Арабская пословицаКогда пять тысяч воинов Инаньч-хана вместо защиты «благородной Бухары» сменили воинскую доблесть на позор бегства, в главной мечети города собрались знатнейшие жители из беков, имамов, ученых улемов и богатейших купцов. Они долго совещались и решили:
– Склонившаяся голова легче сохранит свою жизнь, чем непокорная. Поэтому пойдем на служение к Чингисхану.
– Люди – везде люди! Хан татарский, – говорили они, – выслушает наши мольбы, окажет внимание седобородым и, наверное, отнесется милостиво к покорившимся жителям древнейшего города, прославленного, как «светлая звезда на небесах просвещения».
Надев шелковые и парчовые халаты, неся на серебряном подносе золотые ключи от одиннадцати ворот города, беки, имамы, улемы и купцы толпой вышли из ворот и направились к желтому шатру. К ним тотчас подъехал на коне главный переводчик кагана. Некоторые из стариков узнали его. Раньше это был богатый купец в Гургандже Махмуд, прозванный Ялвач, прославленный как переводчик, потому что во время своих долгих путешествий с караванами он изучил много иноземных языков.
Знатнейший из стариков сказал:
– Древние стены нашего города так крепки и высоки, что взять их можно только после многолетней осады и крайних усилий. Поэтому, чтобы избавить население от кровопролития и не доставить излишних бедствий и потерь храброму войску великого падишаха Чингисхана, мы предлагаем сдать наш город без боя, если монгольский владыка даст слово, что пощадит покорившихся.
– Подождите! – сказал переводчик. Он не торопясь поехал к желтому шатру и, тоже не торопясь, вернулся к старикам, дрожавшим от страха.
– Слушайте, седобородые, что сказал великий каган: «Крепость и неприступность стен равна мужеству и силе их защитников. Если вы сдаетесь без боя, то приказываю открыть ворота и ждать».

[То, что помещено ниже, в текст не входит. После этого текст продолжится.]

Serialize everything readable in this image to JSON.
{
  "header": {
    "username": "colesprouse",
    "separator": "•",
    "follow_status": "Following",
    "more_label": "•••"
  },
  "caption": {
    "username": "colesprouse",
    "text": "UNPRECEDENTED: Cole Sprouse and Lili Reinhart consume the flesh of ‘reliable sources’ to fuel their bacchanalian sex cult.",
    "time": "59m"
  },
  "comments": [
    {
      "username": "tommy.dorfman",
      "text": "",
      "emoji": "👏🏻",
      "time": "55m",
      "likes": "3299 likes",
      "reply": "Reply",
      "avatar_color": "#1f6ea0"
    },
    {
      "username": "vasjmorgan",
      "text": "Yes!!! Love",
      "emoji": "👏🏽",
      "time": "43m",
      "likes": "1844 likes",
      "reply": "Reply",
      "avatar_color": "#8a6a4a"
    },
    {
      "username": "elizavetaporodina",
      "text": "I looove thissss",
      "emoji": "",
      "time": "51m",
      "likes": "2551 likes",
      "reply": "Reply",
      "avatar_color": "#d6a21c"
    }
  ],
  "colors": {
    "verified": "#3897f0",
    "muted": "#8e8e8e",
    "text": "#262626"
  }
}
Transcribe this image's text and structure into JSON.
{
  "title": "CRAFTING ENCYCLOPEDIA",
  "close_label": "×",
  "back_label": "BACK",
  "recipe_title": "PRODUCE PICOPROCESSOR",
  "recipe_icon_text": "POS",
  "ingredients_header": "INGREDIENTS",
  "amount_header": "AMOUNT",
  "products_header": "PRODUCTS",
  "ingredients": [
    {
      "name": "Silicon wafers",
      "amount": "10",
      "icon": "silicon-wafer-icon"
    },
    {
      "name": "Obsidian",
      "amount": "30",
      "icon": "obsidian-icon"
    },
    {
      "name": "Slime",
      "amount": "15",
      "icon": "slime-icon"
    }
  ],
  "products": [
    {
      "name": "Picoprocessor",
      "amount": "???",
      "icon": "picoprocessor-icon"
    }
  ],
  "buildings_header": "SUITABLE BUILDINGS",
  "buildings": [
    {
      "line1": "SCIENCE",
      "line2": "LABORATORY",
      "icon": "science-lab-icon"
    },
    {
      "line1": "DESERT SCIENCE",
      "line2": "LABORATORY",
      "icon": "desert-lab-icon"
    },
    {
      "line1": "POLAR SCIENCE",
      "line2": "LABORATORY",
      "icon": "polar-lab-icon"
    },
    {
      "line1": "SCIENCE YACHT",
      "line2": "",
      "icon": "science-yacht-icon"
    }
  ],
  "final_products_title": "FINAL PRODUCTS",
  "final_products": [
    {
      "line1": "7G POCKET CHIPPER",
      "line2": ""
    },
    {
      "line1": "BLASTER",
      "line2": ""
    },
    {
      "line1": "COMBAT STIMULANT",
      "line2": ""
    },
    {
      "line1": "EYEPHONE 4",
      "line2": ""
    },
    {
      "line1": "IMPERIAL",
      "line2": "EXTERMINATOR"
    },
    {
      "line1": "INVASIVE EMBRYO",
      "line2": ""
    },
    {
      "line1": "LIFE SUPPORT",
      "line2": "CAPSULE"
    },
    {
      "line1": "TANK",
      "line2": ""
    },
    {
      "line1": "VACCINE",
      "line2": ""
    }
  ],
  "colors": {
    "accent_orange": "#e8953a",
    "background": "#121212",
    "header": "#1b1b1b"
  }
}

Высокомерные знатные старики схватили себя за бороды и, покачав головой, посмотрели друг на друга. Со смущенным сердцем они вернулись в город, не предвидя, какие испытания теперь предстояли его жителям.
Древние стены Бухары были так высоки и прочны, что много месяцев могли бы охранять его мирное население. Но в этот день был слышен только голос малодушных; тех же, кто требовал борьбы, называли безумцами.
Начальник обороны и оставшиеся с ним воины прокляли имамов и знатных стариков, отдавших неверным ключи от ворот города, и решили биться до последнего издыхания. Они заперлись в небольшой крепости, возвышавшейся посреди Шахристана.
Все одиннадцать ворот города открылись одновременно, и тысячи татар стали быстро въезжать в узкие улицы. Они двигались в полном порядке, и разные отряды занимали отдельные кварталы.